14. It is too late on appeal to object that certain parties could not intervene in a suit pending in the inferior Court. McKenty v. Gladwin, 10 Cal. 227.

§ 660. Intervention may be before or after issue joined.

[SEC. 72, 1854.] A third person may intervene, either before or after issue has been joined in the cause.

§ 661. Intervention, pleadings and proceedings upon.

[SEC. 73, 1854.] The intervention shall be by petition or complaint, filed in the Court in which the action is pending, and it must set forth the grounds on which the intervention rests. A copy of the petition or complaint shall be served upon the party or parties to the action against whom anything is demanded, who shall answer it as if it were an original complaint in the action.

§ 662. Intervention, determination upon.

[SEC. 74, 1854.] The Court shall determine upon the intervention at the same time that the action is decided; if the claim of the party intervening is not sustained, he shall pay all costs incurred by the intervention.

§ 663. Testimony to be taken by the Clerk on request.

[SEC. 75, 1854.] On the trial of any action in a Court of Record, either party may require the Clerk to take down the testimony in writing.

1. A transcript of the testimony, if agreed to as correct, certified by the Clerk, is a substitute for a bill of exceptions or statement of facts in their absence. Ingraham v. Gildemeester, 2 Cal. 161; Castro v. Amesti, 14 Id. 38.

§ 664. In case of an adjournment, a party may have the testimony of any witness taken.

[SEC. 76, 1854.] The party obtaining a postponement of a trial in any Court of Record, shall also, if required by the adverse party, consent that the testimony of any witness of such adverse party, who is in attendance, be then taken by deposition before a Judge or Clerk of the Court in which the case is pending, or before such

Notary Public as the Court may indicate, which shall accordingly be done, and the testimony so taken may be read on the trial with the same effect, and subject to the same objections, as if the witnesses were produced.

$665. Executions for costs may issue on filing remittitur, or when costs are allowed by order of Court.

[SEC. 77, 1854.] Whenever costs are awarded to a party by an Appellate Court, such party may have an execution for the same, on filing a remittitur with the Clerk of the Court below, and it shall be the duty of such Clerk, whenever the remittitur is filed, to issue the execution upon application therefor; and whenever costs are awarded to a party by an order of any Court, such party may have an execution therefor in like manner as upon a judgment.

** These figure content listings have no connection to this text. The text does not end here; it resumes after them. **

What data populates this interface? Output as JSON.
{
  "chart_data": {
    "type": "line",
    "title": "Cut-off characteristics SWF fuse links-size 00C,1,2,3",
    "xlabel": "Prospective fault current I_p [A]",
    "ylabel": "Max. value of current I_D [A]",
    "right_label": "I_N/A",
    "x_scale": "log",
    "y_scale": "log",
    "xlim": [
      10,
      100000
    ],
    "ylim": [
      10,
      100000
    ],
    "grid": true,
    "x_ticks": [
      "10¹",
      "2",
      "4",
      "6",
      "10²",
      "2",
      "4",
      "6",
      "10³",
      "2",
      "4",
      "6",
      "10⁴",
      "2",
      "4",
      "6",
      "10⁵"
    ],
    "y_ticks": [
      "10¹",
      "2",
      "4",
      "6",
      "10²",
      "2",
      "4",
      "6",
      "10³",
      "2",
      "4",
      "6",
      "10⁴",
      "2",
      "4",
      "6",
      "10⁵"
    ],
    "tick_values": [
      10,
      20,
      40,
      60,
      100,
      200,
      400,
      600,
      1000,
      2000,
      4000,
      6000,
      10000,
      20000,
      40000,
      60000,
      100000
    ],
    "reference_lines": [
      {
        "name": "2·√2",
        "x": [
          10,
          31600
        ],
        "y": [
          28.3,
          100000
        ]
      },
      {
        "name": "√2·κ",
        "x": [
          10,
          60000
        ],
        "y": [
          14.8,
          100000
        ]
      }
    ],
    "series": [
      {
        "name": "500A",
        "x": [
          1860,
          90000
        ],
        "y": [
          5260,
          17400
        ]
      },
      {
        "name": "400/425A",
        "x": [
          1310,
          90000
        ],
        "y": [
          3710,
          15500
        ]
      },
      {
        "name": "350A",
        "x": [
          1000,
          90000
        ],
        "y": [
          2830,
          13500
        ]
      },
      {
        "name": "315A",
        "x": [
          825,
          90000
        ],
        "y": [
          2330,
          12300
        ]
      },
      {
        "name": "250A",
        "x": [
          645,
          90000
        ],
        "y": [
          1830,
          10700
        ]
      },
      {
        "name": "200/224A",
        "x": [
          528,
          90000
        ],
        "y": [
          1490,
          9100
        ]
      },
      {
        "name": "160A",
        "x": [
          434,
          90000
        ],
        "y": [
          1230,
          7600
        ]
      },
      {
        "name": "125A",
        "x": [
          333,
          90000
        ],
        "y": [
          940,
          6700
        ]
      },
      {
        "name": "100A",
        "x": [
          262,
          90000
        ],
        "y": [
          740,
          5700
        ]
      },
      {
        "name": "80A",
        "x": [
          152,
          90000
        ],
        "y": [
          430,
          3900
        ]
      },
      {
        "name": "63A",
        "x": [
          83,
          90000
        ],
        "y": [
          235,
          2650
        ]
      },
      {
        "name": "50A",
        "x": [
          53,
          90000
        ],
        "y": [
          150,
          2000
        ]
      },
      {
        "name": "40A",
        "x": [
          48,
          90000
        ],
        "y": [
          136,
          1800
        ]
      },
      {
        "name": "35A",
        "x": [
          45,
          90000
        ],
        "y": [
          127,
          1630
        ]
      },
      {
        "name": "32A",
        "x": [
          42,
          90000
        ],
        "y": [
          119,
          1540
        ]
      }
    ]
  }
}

1. When a remittitur is sent down, the Clerk of the District Court may issue execution for costs. Mayor of Marysville v. Buchanan, 3 Cal. 212.

2. Where a judgment is against two, one only of whom appeals, and the appeal is dismissed with twenty per cent. damages, the damages with the costs do not become part of the original judgment, and the redemptioner is not bound to pay them when he redeems from a sale under the judgment. The Clerk below can issue execution for the damages and costs. McMillan v. Vischer, 14 Cal. 241.

§ 666. Repealing certain laws and revising others.

[SEC. 78, 1854.] Sections five, six, seven, fifteen, sixteen, seventeen, eighteen, nineteen and twenty, of the Act entitled: "An Act Amendatory of and Supplementary to the Act entitled 'An Act to Regulate Proceedings in Civil Cases in the Courts of Justice in this State,"" passed May eighteenth, one thousand eight hundred and fifty-three, are hereby repealed, and the sections amended by said Amendatory Act shall stand revived as amended by this Act.

§ 667. When supplementary Act to take effect.

[SEC. 79, 1854.] This Act shall take effect on the first day of July, one thousand eight hundred and fifty-four.